Rasulullah memberitahu: 'Sesungguhnya, Allah telah mengizinkanku untuk pergi hijrah.

Abu Bakar berkata: 'Ditemani, wahai Rasulullah?" Rasul mengatakan: 'Ya'."

Sayyidah Aisyah melanjutkan, "Demi Allah, sebelum hari itu, aku belum pernah melihat seorang pun yang menangis karena bahagia dan saat itu aku melihat Abu Bakar menangis."

Rasulullah melakukan hijrah ditemani oleh Abu Bakar ash-Shiddiq hingga mereka tiba di suatu gua di atas Gunung Tsur. Selanjutnya, mereka masuk ke gua tersebut. Asma dan saudaranya, Abdullah, memiliki peran besar untuk menyampaikan informasi dan bekal setiap malamnya. Setiap malam, mereka berdua pergi ke gua. Abdullah membekali Nabi dengan berbagai kabar tentang kaum Quraisy dan pergerakan mereka.

Sementara itu, Asma' binti Abu Bakar r.a. menceritakan, "Ketika Rasulullah telah pergi, kami didatangi oleh sekelompok orang Quraisy. Salah satunya adalah Abu Jahal ibn Hisyam. Mereka berhenti di depan rumah Abu Bakar hingga aku pun keluar menemui mereka. Para Quraisy itu bertanya: 'Di manakah ayahmu wahai putri Abu Bakar?' Aku menjawab: Demi Allah, aku tidak tahu di mana ayahku.'

Selanjutnya, Abu Jahal mengangkat tangan, ia adalah seorang yang jahat dan keji, lalu menampar wajanku dengan keras hingga anting-antingku terjatuh. Setelah itu, mereka pergi. Hingga tiga malam berlalu, aku tidak tahu ke mana perginya ayahku bersama Rasulullah.

Tiba-tiba datanglah seorang jin laki-laki dari lembah kota Makah sambil menyanyikan beberapa bait syair yang biasa dinyanyikan oleh orang Arab. Orang-orang bisa mendengar suaranya tanpa melihat wujudnya. Akhirnya, ia muncul di atas kota Makah sambil bernyanyi:

'Semoga Allah Tuhan manusia memberi balasan terbaik

Dua sahabat yang singgah di rumah Ummu Ma'bad

Keduanya berhenti dan berjalan oleh hidayah

Beruntunglah orang yang menjadi sahabat Muhammad

Agar Bani Ka'b mengetahui tempat pemuda mereka

Tempat duduk mereka dekat dengan kaum Mukminin'."
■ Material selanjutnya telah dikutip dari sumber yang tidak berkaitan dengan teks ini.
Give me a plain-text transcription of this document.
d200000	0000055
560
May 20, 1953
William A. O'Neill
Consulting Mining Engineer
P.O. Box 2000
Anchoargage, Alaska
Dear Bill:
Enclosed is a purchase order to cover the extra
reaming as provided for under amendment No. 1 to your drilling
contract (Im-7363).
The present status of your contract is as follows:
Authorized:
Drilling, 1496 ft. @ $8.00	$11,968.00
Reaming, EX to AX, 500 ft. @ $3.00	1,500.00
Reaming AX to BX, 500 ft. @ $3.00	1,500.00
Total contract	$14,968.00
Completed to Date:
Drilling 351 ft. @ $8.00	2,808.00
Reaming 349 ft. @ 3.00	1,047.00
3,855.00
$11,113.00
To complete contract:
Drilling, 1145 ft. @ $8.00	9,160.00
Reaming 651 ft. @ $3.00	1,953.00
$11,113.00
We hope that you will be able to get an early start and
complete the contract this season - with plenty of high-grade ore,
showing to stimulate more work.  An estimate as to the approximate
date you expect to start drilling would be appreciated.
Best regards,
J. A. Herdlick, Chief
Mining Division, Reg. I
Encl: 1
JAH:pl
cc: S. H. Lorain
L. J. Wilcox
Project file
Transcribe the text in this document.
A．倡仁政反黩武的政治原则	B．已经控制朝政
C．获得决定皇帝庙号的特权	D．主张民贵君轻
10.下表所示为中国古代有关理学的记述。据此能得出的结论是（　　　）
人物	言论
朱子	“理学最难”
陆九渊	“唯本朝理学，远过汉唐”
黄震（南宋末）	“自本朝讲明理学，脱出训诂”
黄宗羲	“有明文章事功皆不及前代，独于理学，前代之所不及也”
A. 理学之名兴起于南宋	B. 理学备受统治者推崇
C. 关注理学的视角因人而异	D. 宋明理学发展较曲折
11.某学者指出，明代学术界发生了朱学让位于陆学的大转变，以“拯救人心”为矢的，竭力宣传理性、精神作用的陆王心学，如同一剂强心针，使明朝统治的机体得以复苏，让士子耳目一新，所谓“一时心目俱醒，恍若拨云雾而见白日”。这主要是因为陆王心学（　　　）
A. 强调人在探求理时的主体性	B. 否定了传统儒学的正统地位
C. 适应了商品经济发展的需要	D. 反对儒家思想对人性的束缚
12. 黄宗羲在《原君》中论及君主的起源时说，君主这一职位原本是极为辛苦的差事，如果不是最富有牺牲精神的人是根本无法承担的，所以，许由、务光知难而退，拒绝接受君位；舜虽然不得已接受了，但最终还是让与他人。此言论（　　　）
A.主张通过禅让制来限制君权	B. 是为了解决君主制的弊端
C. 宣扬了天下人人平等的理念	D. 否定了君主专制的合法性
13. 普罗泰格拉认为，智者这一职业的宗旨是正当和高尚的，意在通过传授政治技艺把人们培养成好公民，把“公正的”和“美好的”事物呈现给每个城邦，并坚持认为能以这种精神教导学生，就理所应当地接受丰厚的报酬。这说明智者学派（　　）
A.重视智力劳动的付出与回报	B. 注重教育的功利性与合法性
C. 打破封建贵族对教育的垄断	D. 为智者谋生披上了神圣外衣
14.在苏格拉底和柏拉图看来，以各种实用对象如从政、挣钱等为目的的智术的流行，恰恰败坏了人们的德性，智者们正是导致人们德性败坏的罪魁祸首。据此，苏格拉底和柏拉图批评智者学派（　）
Asma mengatakan, "Setelah mendengar kata-kata jin itu, kami tahu ke mana Rasulullah menuju. Kami tahu bahwa tujuan mereka adalah Madinah. Mereka melakukan perjalanan bersama empat orang: Rasulullah SAW, Abu Bakar, 'Amir ibn Fuhairah-budak Abu Bakar, dan Abdullah ibn Uraiqath sebagai penunjuk jalan.

Saat Rasulullah pergi meninggalkan Makah bersama Abu Bakar, Abu Bakar membawa serta seluruh hartanya. Selanjutnya, datanglah kakekku, Abu Qafâhah, yang kehilangan untanya. la berkata: 'Demi Allah, ia telah menyusahkan kalian dengan membawa seluruh hartanya.' Aku menjawab: "Tidak wahai kakek. Sungguh ayah telah meninggalkan banyak kebaikan untuk kami.'

Selanjutnya, aku menuju suatu batu lalu aku letakkan batu itu di suatu sudut yang biasa Abu Bakar menyimpan harta bendanya. Aku tutupi batu-batu itu dengan kain lalu kubawa. Aku pegang tangan kakekku dan kuletakkan kain itu di atas tangannya. Aku berkata: 'Beliau telah meninggalkan ini untuk kami."

Kakek meraba-raba batu di balik kain tersebut kemudian mengatakan: 'Adapun jika ia tinggalkan ini untuk kalian maka itu benar. Namun, demi Allah, ia hanya meninggalkan sedikit harta untuk kita'.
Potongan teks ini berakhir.